We know it’s not the right path, and yet for some they pursue it. Tim Keller writes about the implications of this when he says, “Sheep will sometimes stop and drink from the polluted potholes along the trail, contaminated with the manure and urine from previous flocks. It satisfies the initial thirst, but eventually it riddles them with parasites and disease”.
It’s so true. And we can come up with all kinds of excuses for heading down a particular path in our lives, we call it exploring don’t we, but the bottom line is that we are all weak. I am weak, you are weak, none of us can escape this because we are sheep in need of a shepherd, and Jesus knows ultimately that the Thief isn’t interested in anything within the pen other than to kill. If we would only realise how Jesus wants to protect us from the thief. For some of you today I know that you have wandered off, some of you are watching this this morning but we haven’t seen you regularly at our Sunday worship. And there’s lots of excuses that you might have. Just remember that the doors are always open for you because that’s what Jesus is saying to you through this parable. He’s teaching all of us about the safety that can be found in his presence.
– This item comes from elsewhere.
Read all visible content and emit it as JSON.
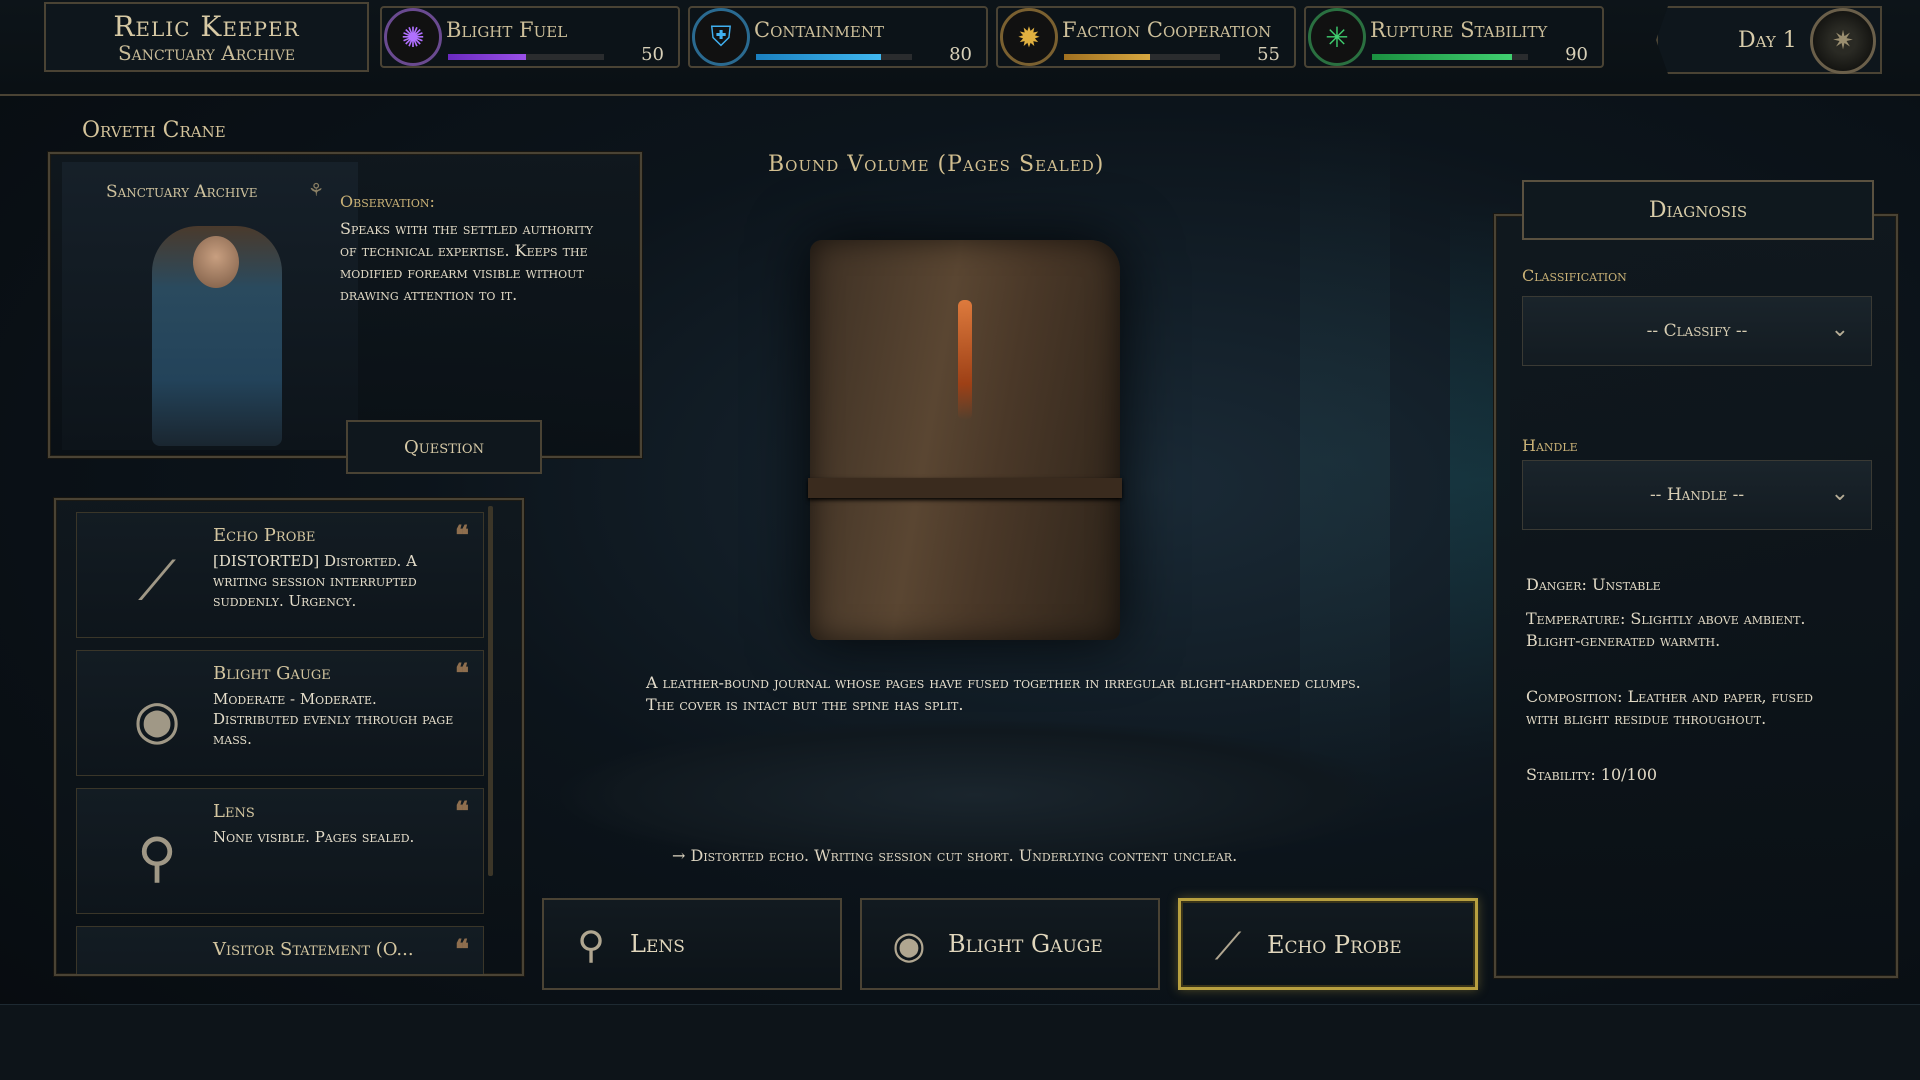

And I can assure you that at the end of this Coronavirus, when it is safe for everyone to be out again, we are going to hold the most incredible party in church to welcome the family back, to welcome the prodigals home, whether you’re always here or whether you’ve not been around for a long time. Jesus welcomes you, we welcome you.
In these specific days where I believe the thief is out to destroy yours and your family’s, especially your children’s lives with the distraction of lying around, the TV box sets, the gaming, the late nights, the social media, the lack of structure, not knowing whether it’s a Sunday or what day it is, let’s recognise that Jesus desires for us to come through this with a life brimming over in our sense of his love and protection for his children, that in our homes we are opening the door only to the things that are within God’s will, that in this time you hear his voice in prayer and silence, that you study his words – so make a point of joining our weekly bible studies, and delight in the knowledge and stay within his will for your life. Outside are left those things that previously bound you to the world, that dragged you down, that had you fearful and controlled, those things that are outside the freedom that comes through being in God’s will. Jesus has made a way for us to enter into a life free of these things and now’s a time to rediscover them. He wants you to see life in all of it’s fullness that is his Kingdom, so stay in that pen, and do all you can to keep seeing the Shepherd.